Problem doing t-tests in Excel

P

Peter Dunn

Hi all

I am wanting to do a t-test in Excel (for a class I am teaching). So
as a practice, I did this (in columns A and B):

34 13
35 23
23 29
13 200000
14 200000
56 12
43

These are my two groups, with means:

31.14285714 66679.5

Certainly the means seem different!

However, the ttest procedure gave me this p-value:
0.174751284

The formula was this:
=TTEST(A1:A7,B1:B6,2,3)

What on earth is going on? Can anyone explain? Can anyone suggest the
correct approach?

P.
 
C

Carl Witthoft

Do you know anything about statistical analysis? What sort of class
are you teaching?

My point is: you should know how to calculate a t-test "manually' and
know what sort of p- values are significant. (and what the p-value
actually indicates).

After that, at least you'll know whether your data is pathological, or
whether Excel has a bug, or the answer is correct.
 
M

Mike Middleton

Peter Dunn -
What on earth is going on? Can anyone explain? <

I'm not sure, but I speculate that your values are so disparate that Excel's
algorithms are encountering numerical errors and returning spurious results
(instead of returning an error code).
Can anyone suggest the correct approach? <

I suggest using data sets that have sample means that are within several
standard deviations of each other (instead of obviously very different
sample means where it's clear that "Certainly the means seem different!").

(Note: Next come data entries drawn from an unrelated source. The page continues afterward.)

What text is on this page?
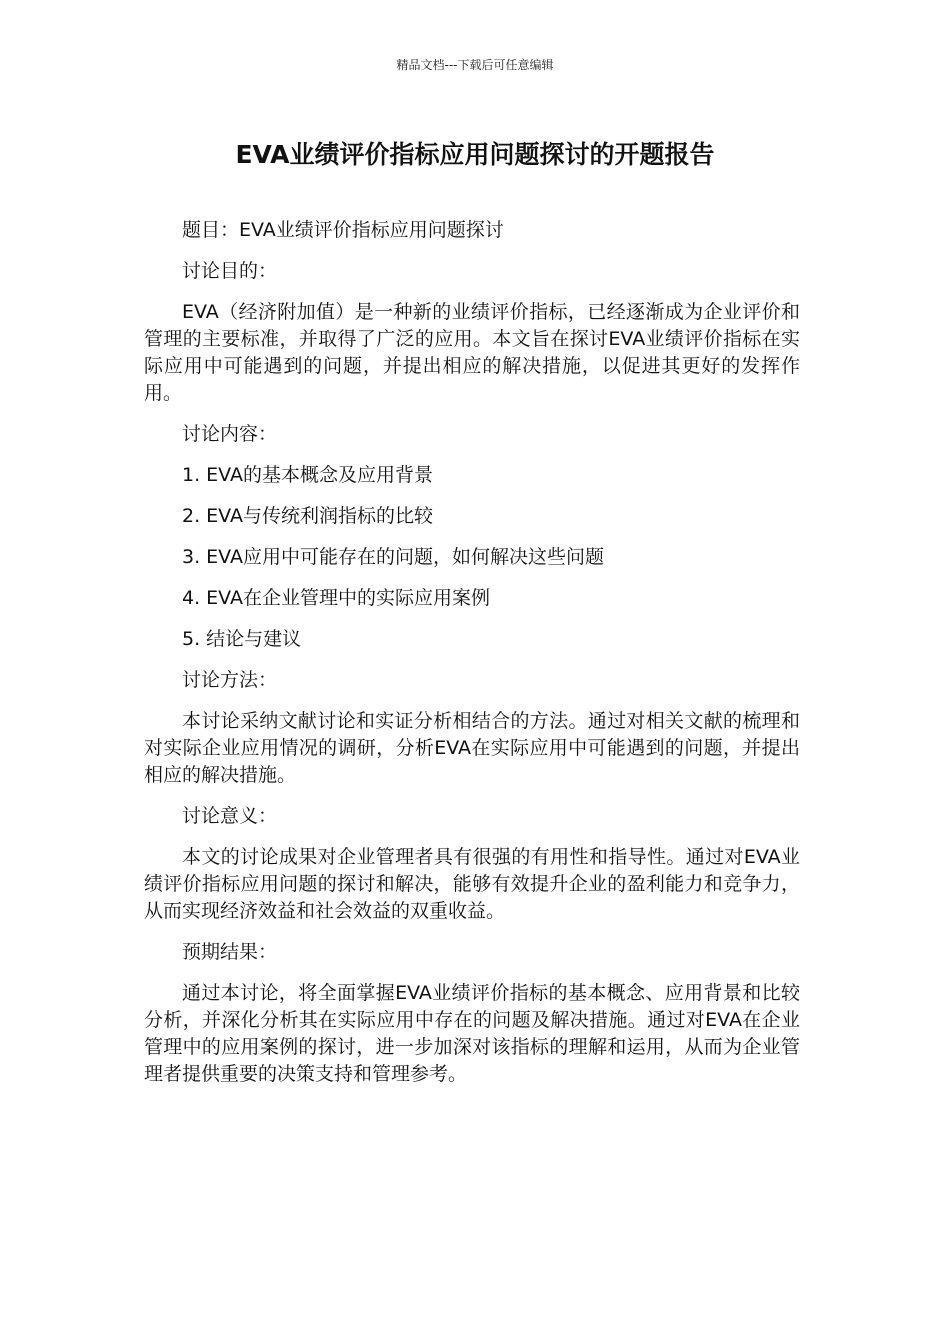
精品文档---下载后可任意编辑
EVA业绩评价指标应用问题探讨的开题报告

题目：EVA业绩评价指标应用问题探讨

讨论目的：

EVA（经济附加值）是一种新的业绩评价指标，已经逐渐成为企业评价和管理的主要标准，并取得了广泛的应用。本文旨在探讨EVA业绩评价指标在实际应用中可能遇到的问题，并提出相应的解决措施，以促进其更好的发挥作用。

讨论内容：

1. EVA的基本概念及应用背景

2. EVA与传统利润指标的比较

3. EVA应用中可能存在的问题，如何解决这些问题

4. EVA在企业管理中的实际应用案例

5. 结论与建议

讨论方法：

本讨论采纳文献讨论和实证分析相结合的方法。通过对相关文献的梳理和对实际企业应用情况的调研，分析EVA在实际应用中可能遇到的问题，并提出相应的解决措施。

讨论意义：

本文的讨论成果对企业管理者具有很强的有用性和指导性。通过对EVA业绩评价指标应用问题的探讨和解决，能够有效提升企业的盈利能力和竞争力，从而实现经济效益和社会效益的双重收益。

预期结果：

通过本讨论，将全面掌握EVA业绩评价指标的基本概念、应用背景和比较分析，并深化分析其在实际应用中存在的问题及解决措施。通过对EVA在企业管理中的应用案例的探讨，进一步加深对该指标的理解和运用，从而为企业管理者提供重要的决策支持和管理参考。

And, pedagogically, I suggest charting the data before crunching the
numbers. For example, you could insert a column of 1's to the left of the
first data set and insert a column of 2's to the left of the second data
set. Create an XY (Scatter) chart type for the first data pairs and then add
the second set of data pairs to the chart. The quick result should be a kind
of dot plot that reinforces when and why a t-test for equal population means
might be appropriate. I can send you an excerpt from my Data Analysis Using
MS Excel book if you need more details.

- Mike
http://www.MikeMiddleton.com
 
P

Peter Dunn

Do you know anything about statistical analysis?   What sort of class
are you teaching?

Yes I do know stats; quite a lot. (Which is why I never usually use
excel for my stats :->)
My point is:  you should know how to calculate a t-test "manually'  and
know what sort of p- values are significant.    (and what the p-value
actually indicates).

Well, of course I know this (I've been teaching this stuff at
university for over 20 years). If you don't know the answer, just say
so, or don't post at all.
After that, at least you'll know whether your data is pathological, or
whether Excel has a bug, or the answer is correct.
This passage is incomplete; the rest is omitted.